I have canadian citizenship and my one month visitors’ visa is close to expiring. I need another month extended even though my visa has a stamp saying “no extensions will be granted”. I was told that the police station will sometimes give you an extension depending on their mood and on the reason you give them for the requested extension. I also heard that an extension can be “bought” through certain Chinese language schools. What is my best approach considering I only have 6 days left on my visa?
In my impression, the options for going to H.K., Singapore, Bangkok, or wherever and obtaining a new short-term visa, and the ways of maintaining the validity of one’s visa status in Taiwan, have been discussed in this FORUM in many previous threads.

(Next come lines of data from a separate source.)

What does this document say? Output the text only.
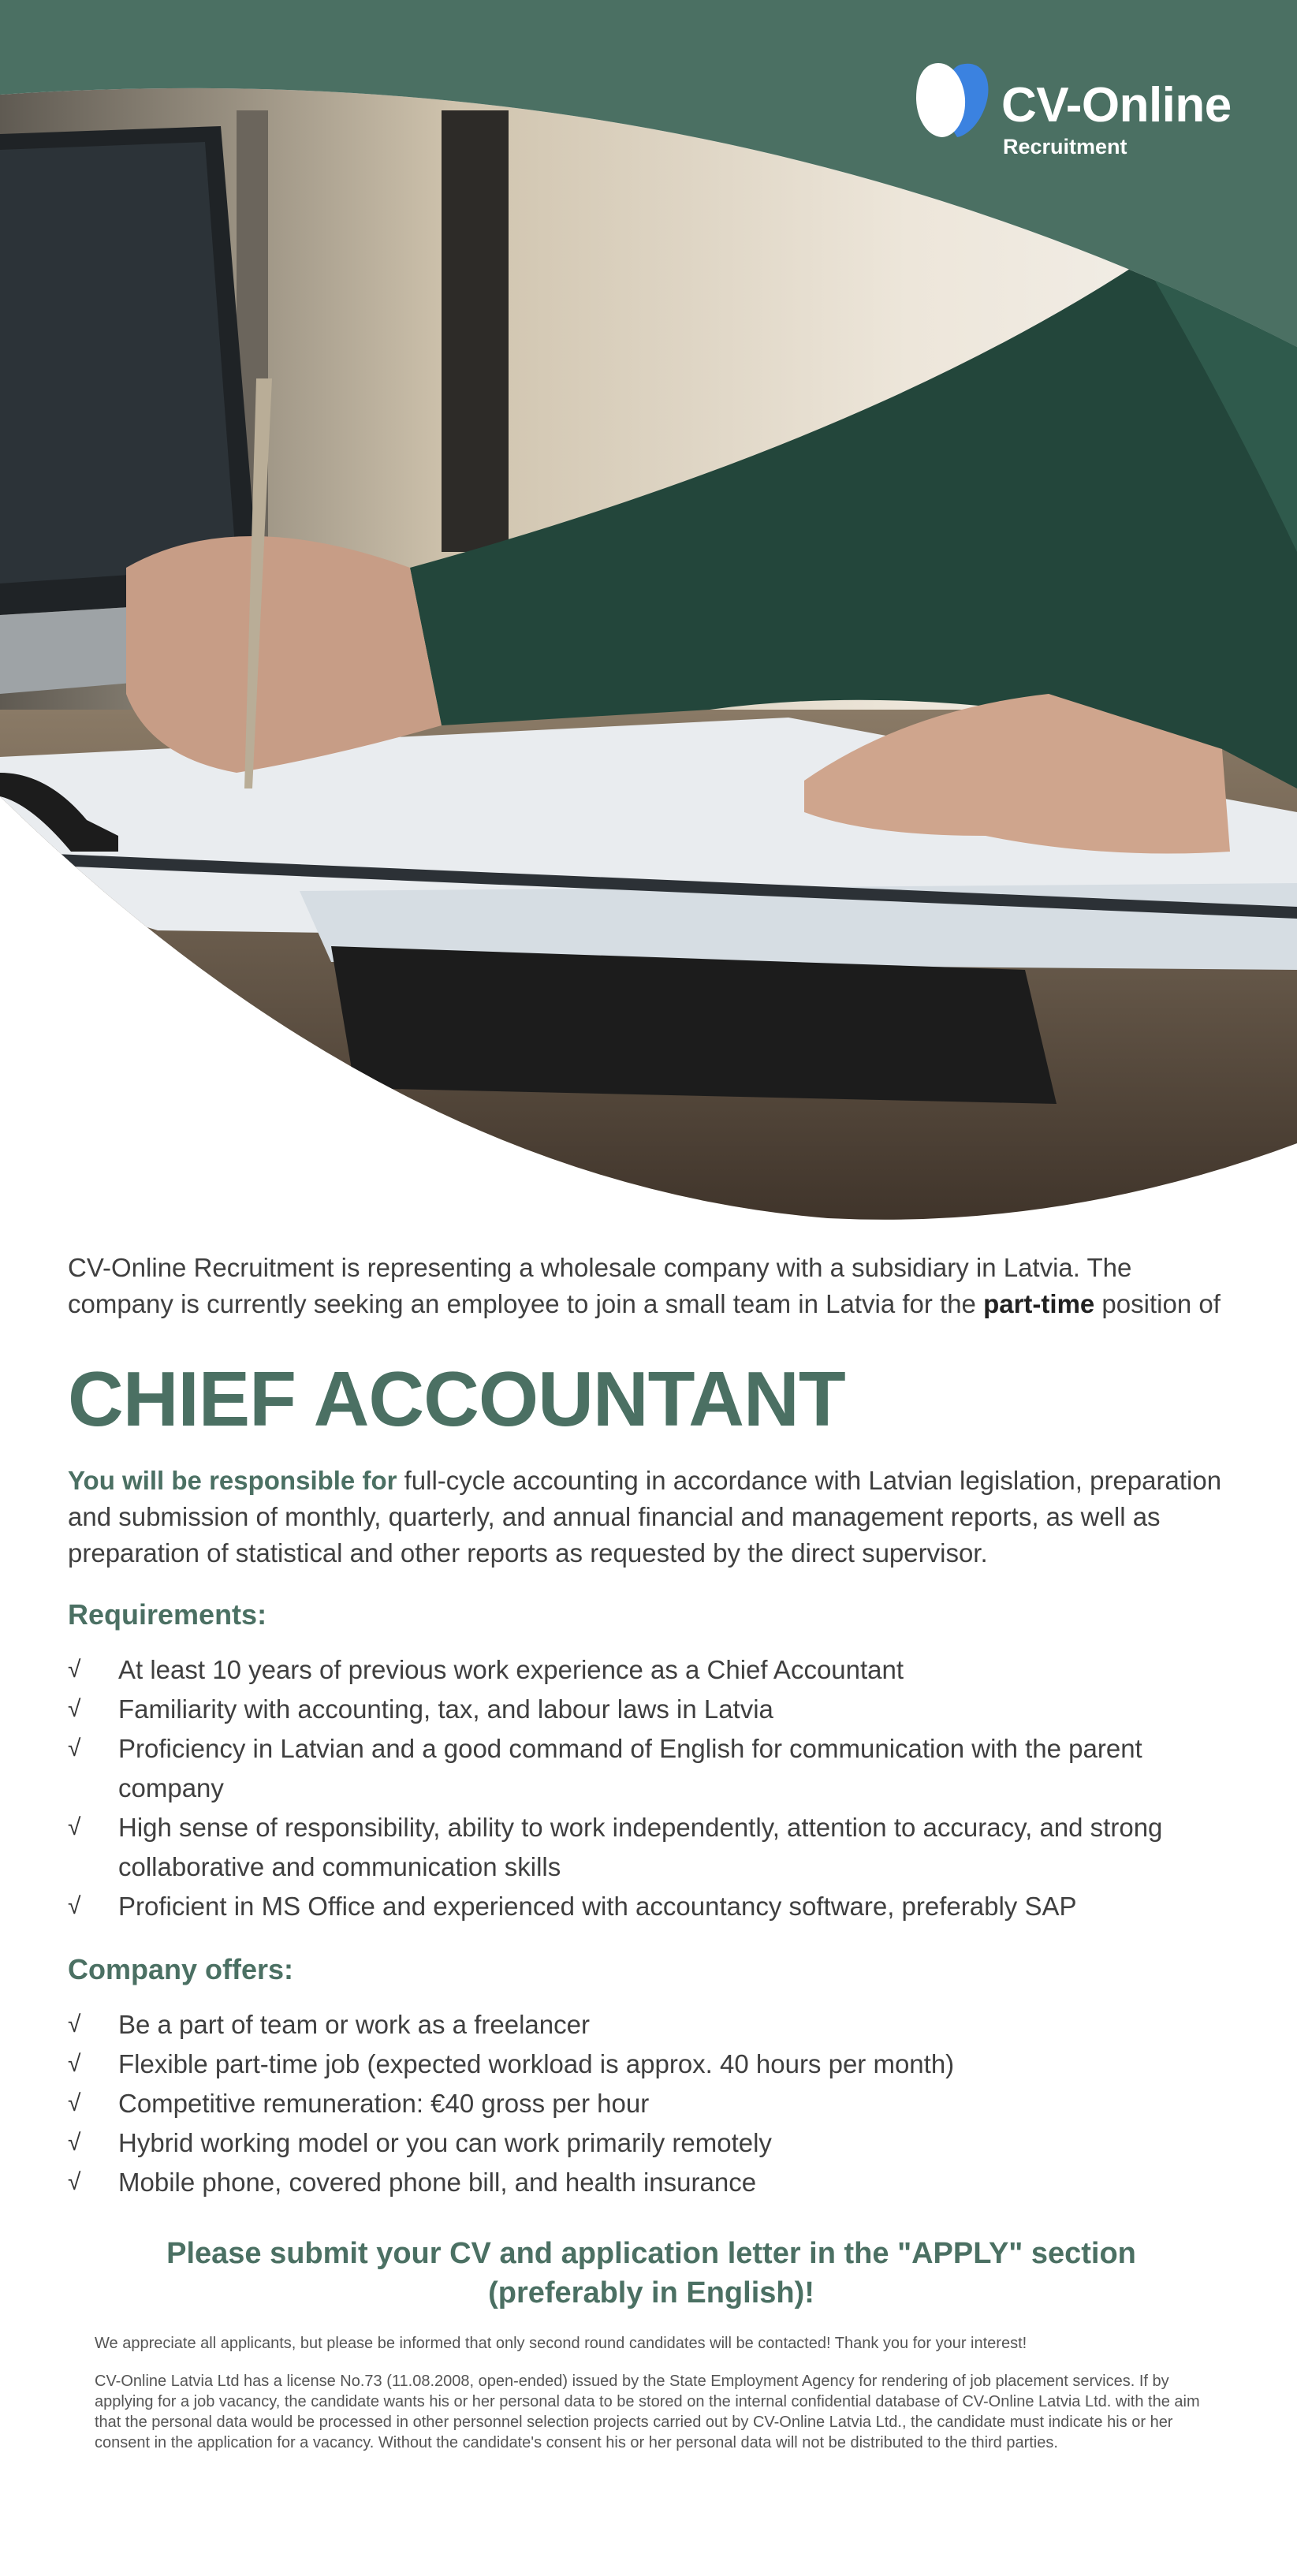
CV-Online
Recruitment

CV-Online Recruitment is representing a wholesale company with a subsidiary in Latvia. The company is currently seeking an employee to join a small team in Latvia for the part-time position of

CHIEF ACCOUNTANT

You will be responsible for full-cycle accounting in accordance with Latvian legislation, preparation and submission of monthly, quarterly, and annual financial and management reports, as well as preparation of statistical and other reports as requested by the direct supervisor.

Requirements:
√ At least 10 years of previous work experience as a Chief Accountant
√ Familiarity with accounting, tax, and labour laws in Latvia
√ Proficiency in Latvian and a good command of English for communication with the parent company
√ High sense of responsibility, ability to work independently, attention to accuracy, and strong collaborative and communication skills
√ Proficient in MS Office and experienced with accountancy software, preferably SAP
Company offers:
√ Be a part of team or work as a freelancer
√ Flexible part-time job (expected workload is approx. 40 hours per month)
√ Competitive remuneration: €40 gross per hour
√ Hybrid working model or you can work primarily remotely
√ Mobile phone, covered phone bill, and health insurance
Please submit your CV and application letter in the "APPLY" section
(preferably in English)!

We appreciate all applicants, but please be informed that only second round candidates will be contacted! Thank you for your interest!

CV-Online Latvia Ltd has a license No.73 (11.08.2008, open-ended) issued by the State Employment Agency for rendering of job placement services. If by applying for a job vacancy, the candidate wants his or her personal data to be stored on the internal confidential database of CV-Online Latvia Ltd. with the aim that the personal data would be processed in other personnel selection projects carried out by CV-Online Latvia Ltd., the candidate must indicate his or her consent in the application for a vacancy. Without the candidate's consent his or her personal data will not be distributed to the third parties.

Indeed, the Legal Matters FORUM is now spread over six pages, hence I suggest that some browsing into all the previous postings here will probably throw some useful light on your situation.
I have never heard of anyone getting an extension if their visa is stamped “No extension will be granted”, for any reason whatsoever.

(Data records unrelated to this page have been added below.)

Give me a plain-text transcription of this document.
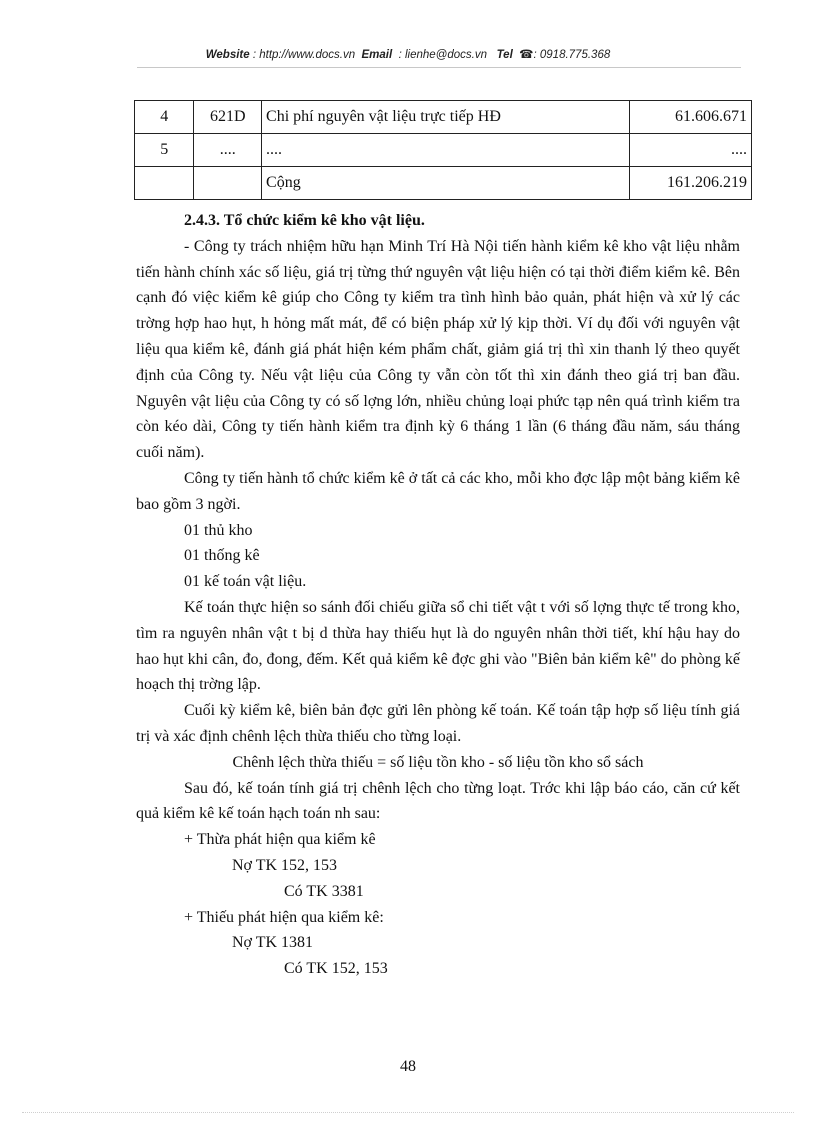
Website : http://www.docs.vn Email : lienhe@docs.vn Tel ☎: 0918.775.368
4	621D	Chi phí nguyên vật liệu trực tiếp HĐ	61.606.671
5	....	....	....
		Cộng	161.206.219

2.4.3. Tổ chức kiểm kê kho vật liệu.

- Công ty trách nhiệm hữu hạn Minh Trí Hà Nội tiến hành kiểm kê kho vật liệu nhằm tiến hành chính xác số liệu, giá trị từng thứ nguyên vật liệu hiện có tại thời điểm kiểm kê. Bên cạnh đó việc kiểm kê giúp cho Công ty kiểm tra tình hình bảo quản, phát hiện và xử lý các trờng hợp hao hụt, h hỏng mất mát, để có biện pháp xử lý kịp thời. Ví dụ đối với nguyên vật liệu qua kiểm kê, đánh giá phát hiện kém phẩm chất, giảm giá trị thì xin thanh lý theo quyết định của Công ty. Nếu vật liệu của Công ty vẫn còn tốt thì xin đánh theo giá trị ban đầu. Nguyên vật liệu của Công ty có số lợng lớn, nhiều chủng loại phức tạp nên quá trình kiểm tra còn kéo dài, Công ty tiến hành kiểm tra định kỳ 6 tháng 1 lần (6 tháng đầu năm, sáu tháng cuối năm).

Công ty tiến hành tổ chức kiểm kê ở tất cả các kho, mỗi kho đợc lập một bảng kiểm kê bao gồm 3 ngời.

01 thủ kho

01 thống kê

01 kế toán vật liệu.

Kế toán thực hiện so sánh đối chiếu giữa sổ chi tiết vật t với số lợng thực tế trong kho, tìm ra nguyên nhân vật t bị d thừa hay thiếu hụt là do nguyên nhân thời tiết, khí hậu hay do hao hụt khi cân, đo, đong, đếm. Kết quả kiểm kê đợc ghi vào "Biên bản kiểm kê" do phòng kế hoạch thị trờng lập.

Cuối kỳ kiểm kê, biên bản đợc gửi lên phòng kế toán. Kế toán tập hợp số liệu tính giá trị và xác định chênh lệch thừa thiếu cho từng loại.

Chênh lệch thừa thiếu = số liệu tồn kho - số liệu tồn kho sổ sách

Sau đó, kế toán tính giá trị chênh lệch cho từng loạt. Trớc khi lập báo cáo, căn cứ kết quả kiểm kê kế toán hạch toán nh sau:

+ Thừa phát hiện qua kiểm kê

Nợ TK 152, 153

Có TK 3381

+ Thiếu phát hiện qua kiểm kê:

Nợ TK 1381

Có TK 152, 153

48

As for getting a resident visa from a Chinese language school, you’re right that at lots of schools, they’ll give you the visa as long as you pay the tuition, even though you don’t need to attend classes. But since you only have a few days left on your visa, there probably isn’t enough time to change your visitor visa to a resident visa now.

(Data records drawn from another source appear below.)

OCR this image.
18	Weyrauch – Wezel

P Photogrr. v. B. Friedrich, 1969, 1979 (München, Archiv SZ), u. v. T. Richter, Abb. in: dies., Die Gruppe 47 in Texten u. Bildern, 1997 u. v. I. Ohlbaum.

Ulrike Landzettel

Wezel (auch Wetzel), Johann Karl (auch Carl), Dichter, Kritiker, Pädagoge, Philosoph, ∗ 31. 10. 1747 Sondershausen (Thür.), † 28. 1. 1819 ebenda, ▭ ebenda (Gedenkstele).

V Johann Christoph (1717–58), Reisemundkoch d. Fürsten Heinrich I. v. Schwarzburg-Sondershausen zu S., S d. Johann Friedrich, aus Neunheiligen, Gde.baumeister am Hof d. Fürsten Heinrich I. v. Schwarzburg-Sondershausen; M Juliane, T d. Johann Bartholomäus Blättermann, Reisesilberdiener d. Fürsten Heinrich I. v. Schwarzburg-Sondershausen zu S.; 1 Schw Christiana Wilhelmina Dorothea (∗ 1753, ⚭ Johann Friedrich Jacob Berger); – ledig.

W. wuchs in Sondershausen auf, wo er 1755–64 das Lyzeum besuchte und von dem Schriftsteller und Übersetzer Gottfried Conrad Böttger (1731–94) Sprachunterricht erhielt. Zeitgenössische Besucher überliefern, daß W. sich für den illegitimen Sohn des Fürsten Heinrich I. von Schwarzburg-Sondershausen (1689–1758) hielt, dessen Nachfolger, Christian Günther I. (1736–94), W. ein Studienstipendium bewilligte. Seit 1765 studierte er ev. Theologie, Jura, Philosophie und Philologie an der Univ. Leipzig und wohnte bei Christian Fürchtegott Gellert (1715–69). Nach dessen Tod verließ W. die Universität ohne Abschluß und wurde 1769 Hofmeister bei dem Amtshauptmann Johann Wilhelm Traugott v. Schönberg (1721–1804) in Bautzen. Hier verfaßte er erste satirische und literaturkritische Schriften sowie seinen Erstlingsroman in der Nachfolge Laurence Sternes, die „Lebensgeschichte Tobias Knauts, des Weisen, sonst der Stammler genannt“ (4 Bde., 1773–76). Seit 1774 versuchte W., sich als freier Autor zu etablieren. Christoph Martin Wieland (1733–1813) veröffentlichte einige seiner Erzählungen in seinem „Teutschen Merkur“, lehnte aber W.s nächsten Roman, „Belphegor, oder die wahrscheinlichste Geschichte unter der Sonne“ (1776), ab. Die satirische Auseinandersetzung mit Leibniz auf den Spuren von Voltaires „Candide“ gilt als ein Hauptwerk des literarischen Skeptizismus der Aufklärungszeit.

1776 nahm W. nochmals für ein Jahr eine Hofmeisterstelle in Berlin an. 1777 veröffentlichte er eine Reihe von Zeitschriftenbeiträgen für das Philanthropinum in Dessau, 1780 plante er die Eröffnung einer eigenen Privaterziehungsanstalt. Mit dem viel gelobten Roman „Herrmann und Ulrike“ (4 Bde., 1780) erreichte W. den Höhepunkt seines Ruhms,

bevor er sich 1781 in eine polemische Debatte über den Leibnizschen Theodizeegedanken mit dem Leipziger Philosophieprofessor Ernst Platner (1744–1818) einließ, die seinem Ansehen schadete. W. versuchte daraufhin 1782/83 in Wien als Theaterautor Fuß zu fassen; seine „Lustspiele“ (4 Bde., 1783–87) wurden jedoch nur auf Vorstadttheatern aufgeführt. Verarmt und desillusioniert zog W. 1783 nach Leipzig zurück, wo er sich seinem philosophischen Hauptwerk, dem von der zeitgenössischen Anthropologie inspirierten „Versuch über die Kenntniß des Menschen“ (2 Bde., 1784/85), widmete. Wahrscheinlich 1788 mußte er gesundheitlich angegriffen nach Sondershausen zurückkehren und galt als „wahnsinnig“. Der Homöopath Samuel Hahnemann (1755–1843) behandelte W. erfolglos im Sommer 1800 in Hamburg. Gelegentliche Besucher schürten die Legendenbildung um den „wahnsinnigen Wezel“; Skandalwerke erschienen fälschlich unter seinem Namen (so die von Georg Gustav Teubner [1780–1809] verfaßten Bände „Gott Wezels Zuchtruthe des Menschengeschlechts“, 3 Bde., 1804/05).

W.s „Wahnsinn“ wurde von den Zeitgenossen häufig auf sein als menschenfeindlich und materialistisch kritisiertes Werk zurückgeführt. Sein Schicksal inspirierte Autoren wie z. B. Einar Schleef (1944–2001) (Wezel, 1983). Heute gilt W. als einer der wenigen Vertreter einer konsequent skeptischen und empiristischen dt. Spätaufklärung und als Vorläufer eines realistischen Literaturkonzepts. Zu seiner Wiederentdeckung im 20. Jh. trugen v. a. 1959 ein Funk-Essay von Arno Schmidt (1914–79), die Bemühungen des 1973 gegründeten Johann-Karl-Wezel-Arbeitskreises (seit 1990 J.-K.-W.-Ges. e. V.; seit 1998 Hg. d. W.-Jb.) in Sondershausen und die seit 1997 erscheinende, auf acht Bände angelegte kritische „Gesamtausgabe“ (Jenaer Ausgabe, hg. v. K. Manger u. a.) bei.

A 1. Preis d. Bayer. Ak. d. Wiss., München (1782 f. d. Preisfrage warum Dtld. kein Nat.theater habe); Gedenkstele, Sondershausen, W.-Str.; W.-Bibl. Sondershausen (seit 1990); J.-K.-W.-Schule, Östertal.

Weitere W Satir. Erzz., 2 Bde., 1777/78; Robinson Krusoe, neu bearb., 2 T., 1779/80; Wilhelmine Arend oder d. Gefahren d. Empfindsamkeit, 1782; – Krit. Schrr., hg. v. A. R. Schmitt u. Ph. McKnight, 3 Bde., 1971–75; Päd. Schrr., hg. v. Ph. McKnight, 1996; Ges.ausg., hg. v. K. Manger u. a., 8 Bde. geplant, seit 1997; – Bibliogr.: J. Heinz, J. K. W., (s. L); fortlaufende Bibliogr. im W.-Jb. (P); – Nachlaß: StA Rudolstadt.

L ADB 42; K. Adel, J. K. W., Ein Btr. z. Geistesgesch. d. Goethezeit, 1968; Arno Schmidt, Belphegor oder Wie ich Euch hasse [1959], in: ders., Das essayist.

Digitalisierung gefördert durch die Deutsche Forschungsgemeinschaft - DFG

So I don’t see how you can avoid doing a “visa run”. Usually the cheapest place to go is Macau. The plane tickets to Macau are slightly cheaper than Hong Kong, and the hotels in Macau are
much cheaper than Hong Kong. And I heard that as of about six months ago, the de-facto Taiwan embassy in Macau can finally issue visas.
(Before, they couldn’t issue visas in Macau, so you had to take a one-hour boat ride to Hong Kong to get a visa for Taiwan. But that was still the cheapest way to do it because the hotels in Macau are so much cheaper than in Hong Kong.)